Accueillie avec stupéfaction, l'attribution des Jeux asiatiques d'hiver 2029 à l'Arabie Saoudite obéit à une double logique: l'utilisation des compétitions sportives comme vitrines nationales, et la fuite en avant d'instances en quête perpétuelle de pays hôtes qui se raréfient.
Pour des épreuves de neige, difficile d'imaginer écart plus spectaculaire que celui qui sépare la poudreuse japonaise de Sapporo, site de la première (1986) et dernière (2017) édition de ces Jeux, et le désert montagneux de Trojena, à 50 kilomètres du littoral de la Mer Rouge, qui n'a jamais vu le moindre skieur.
«C'est dramatique pour notre sport», a déploré mardi soir le vice-champion olympique de descente Johan Clarey sur RMC, alors que le secrétaire général de la Fédération internationale de ski et de snowboard, Michel Vion, s'est dit «surpris» de la décision du Conseil olympique d'Asie (OCA).
Fin 2021, Dubaï avait accueilli des slaloms qualificatifs pour les JO d'hiver de Pékin dans le dôme réfrigéré d'un immense centre commercial, par 30°C extérieurs, repoussant déjà fortement les frontières du ski alpin.
Mais tout pose question dans le projet saoudien en plein réchauffement climatique, des températures attendues à l'impact énergétique, en passant par le détournement des ressources locales en eau et l'artificialisation de pentes encore vierges.
«Effet d'annonce»
Voir l'Arabie Saoudite avancer ses pions sur la carte sportive est en elle-même tout sauf une surprise après ses investissements dans la Formule 1, le cyclisme, ou le football, via le rachat du club anglais de Newcastle et une candidature en préparation pour co-organiser le Mondial 2030.
Mais chaque projet poursuit un objectif distinct, et celui des Jeux asiatiques est «surtout économique», explique à l'AFP Raphaël Le Magoariec, spécialiste de la géopolitique du sport des pays du Golfe à l'université de Tours.
Si la rivalité avec les voisins qatari et émirati, pionniers régionaux de la diplomatie sportive, reste à l'arrière-plan, Ryad «veut principalement mettre en avant sa cité du futur», Neom, souligne le chercheur.
Ce complexe de plusieurs centaines de milliards de dollars, porté par le puissant prince héritier Mohamed ben Salmane, n'est pour l'heure qu'une rutilante maquette.
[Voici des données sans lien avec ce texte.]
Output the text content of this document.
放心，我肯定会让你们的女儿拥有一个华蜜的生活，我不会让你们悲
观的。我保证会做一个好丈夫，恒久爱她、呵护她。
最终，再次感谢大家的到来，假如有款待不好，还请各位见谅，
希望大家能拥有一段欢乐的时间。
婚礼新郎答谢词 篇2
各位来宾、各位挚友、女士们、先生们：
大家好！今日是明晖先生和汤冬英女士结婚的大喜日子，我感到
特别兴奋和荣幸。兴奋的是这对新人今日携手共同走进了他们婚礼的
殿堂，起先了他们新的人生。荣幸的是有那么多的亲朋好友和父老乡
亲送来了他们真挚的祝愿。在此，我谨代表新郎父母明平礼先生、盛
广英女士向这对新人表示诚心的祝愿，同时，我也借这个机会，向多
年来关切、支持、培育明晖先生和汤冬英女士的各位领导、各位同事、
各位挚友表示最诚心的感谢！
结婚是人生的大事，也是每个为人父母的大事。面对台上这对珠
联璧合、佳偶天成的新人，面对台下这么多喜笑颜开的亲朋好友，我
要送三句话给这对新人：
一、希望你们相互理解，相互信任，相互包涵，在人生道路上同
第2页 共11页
Mais ses promoteurs visent une inauguration en 2026, avec des pistes de ski ouvertes toute l'année, un lac artificiel, des manoirs et des hôtels de luxe.
«Il y a de grosses inconnues sur la neige, et même sur la réalisation de l'ensemble du projet», avertit Raphaël Le Magoariec.
D'un point de vue climatique, l'extrême faiblesse des précipitations (moins de 50 mm par an selon diverses sources) exclut l'hypothèse d'un enneigement naturel, même en plein hiver.
Mais, «à ce stade», cette attribution constitue «surtout un effet d'annonce», à analyser «dans un contexte complètement régional», indique M. Le Magoariec.
Instances «en décalage»
En accueillant les Jeux asiatiques, le royaume «ne cherche pas à parler à un public européen» mais aux classes aisées du Moyen-Orient, de Russie, d'Inde et de Chine, dans une «logique néolibérale et dépourvue de réflexion sur l'environnement ou les droits humains», estime le doctorant.
En revanche, le choix du Conseil olympique d'Asie peut paraître étonnant, tant les instances sportives jouent de plus en plus leur réputation sur l'impact social et écologique de leurs compétitions, jaugé avec une précision croissante par chercheurs et ONG.
Mais, faute d'autre candidat, «l'OCA ne peut pas être trop regardant, et a décidé qu'il valait mieux aller en Arabie Saoudite plutôt que nulle part», résume Pim Verschuuren, spécialiste de géopolitique du sport à l'université de Rennes II.
Respectivement occupés par les JO 2020 de Tokyo et 2022 de Pékin, Japon et Chine ont délaissé les Jeux asiatiques d'hiver après avoir accueilli six des huit premières éditions, alors que l'OCA a «besoin» de pays hôtes «pour exister politiquement et économiquement».
La crise des candidatures dépasse d'ailleurs l'Asie, tant les réticences des populations face au coût et au gigantisme des grands événements sportifs font désormais capoter nombre de dossiers, un défi particulièrement aigu pour les compétitions hivernales et leur géographie déjà restreinte.
«Toute la question, c'est de savoir quelle organisation sera la première à réduire la taille et l'impact de son événement pour entrer dans les critères de durabilité», s'interroge Pim Verschuuren.
Mais les instances demeurent «de lourds paquebots, qui vont mettre du temps à changer», constate l'universitaire, au risque d'un «décalage» prolongé avec l'urgence climatique.